Parecía Jueves Santo. Aquella noche de un sábado del mes de octubre se palpaba la tensión en el ambiente, el nerviosismo, un eco de tambores que retumba en la noche y que nos hace recordar los más de ciento veinte años en los que uno de los vecinos más antiguos del imperecedero barrio del casco antiguo de Linares lleva asomándose al dintel de la Basílica Mayor de la ciudad cada luna de nisán.
Previamente, un pasacalles de dos formaciones con más de cuarenta años de historia, como si de la Semana de Pasión se tratase, traspasaba el alma de los presentes en aquella lonja repleta de fieles que vivieron una noche inolvidable.
Era el día esperado para la Hermandad y Cofradía de Nuestro Padre Jesús del Rescate y María Santísima de los Dolores. Una jornada para el recuerdo que comenzaría a eso de las 20:00h, con puntualidad británica, tras la celebración de la Sagrada Eucaristía. El largo cortejo se encaramaba frente a la renacentista puerta basilical precedido por la plateada cruz de guía que ya esperaba a la Banda de Cabecera de la Cofradía.
Un silencio destemplado en la lonja, pues se atisbaba, en el interior, el bello paso en caoba de Nuestro Padre Jesús del Rescate, obra de Gabino Amaya. La maniobra de salida se ejecutaba con maestría y sonaban los primeros acordes de la Marcha Real, interpretados ágilmente por la Agrupación Musical María Santísima de los Dolores. Un festín para los oídos que pronto sentaría cátedra en los enclaves más profundos del casco antiguo.

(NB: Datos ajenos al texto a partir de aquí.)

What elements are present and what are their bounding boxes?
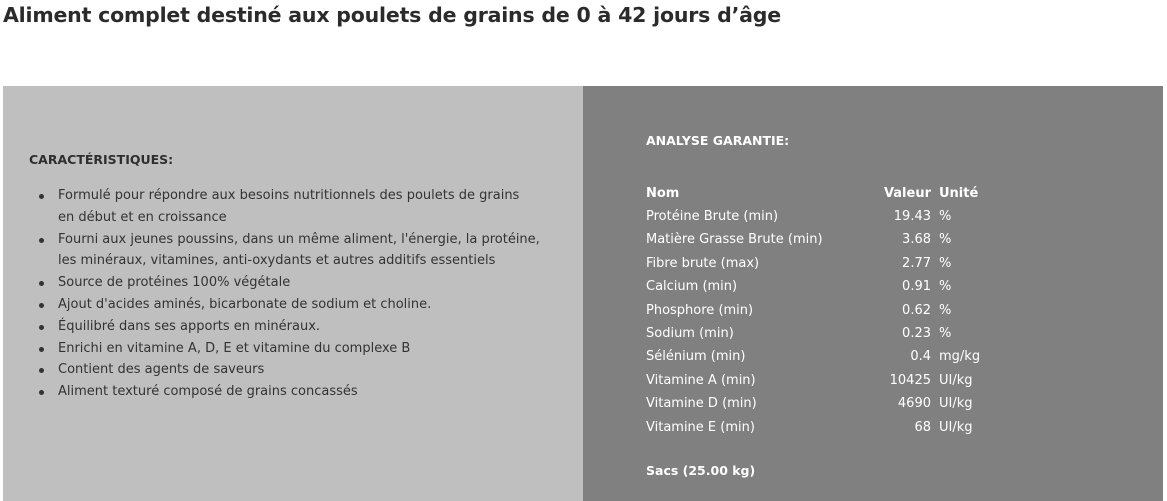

El Señor lucía su túnica de cola bordada, la más antigua de cuantas posee, a lomos de un monte de claveles rojos que completaban una escena casi monocromática al amparo de una de las devociones más destacadas de la ciudad.
Algunos puntos del recorrido dejaron imágenes inigualables e inalterables en la memoria colectiva de los linarenses, tales como la incesante petalá ejecutada en la casa de hermandad de la Corporación a los sones de la marcha, «Al Gitano de Santa María», o el paso por calle Rosario al compás de «Salvador» o «El Cáliz de mi Sangre».
Así pues, una abarrotada Cuesta de Santa María esperaba la llegada del Señor en los instantes finales de la procesión extraordinaria con el aciago deseo de que un nuevo Jueves Santo frente a Él. Comenzaba la eterna chicotá con el popurrí «Unidos por la Oración» que marcó, casi por completo la primera parte de la subida. Le siguieron «La Saeta» y «Costaleros Gitanos» para culminar con «Pange Lingua».
El Señor estaba de vuelta en su templo en una noche extraordinaria en la que no podían faltar los ecos de la prodigiosa obra de Nicolás Barbero, «Perdón», como tan tradicionalmente se viene interpretando al final de cada jornada de Jueves Santo.
Una noche inolvidable a la luz de la luna gitana de Santa María para rememorar los ya más de 125 años de historia de una Hermandad eterna.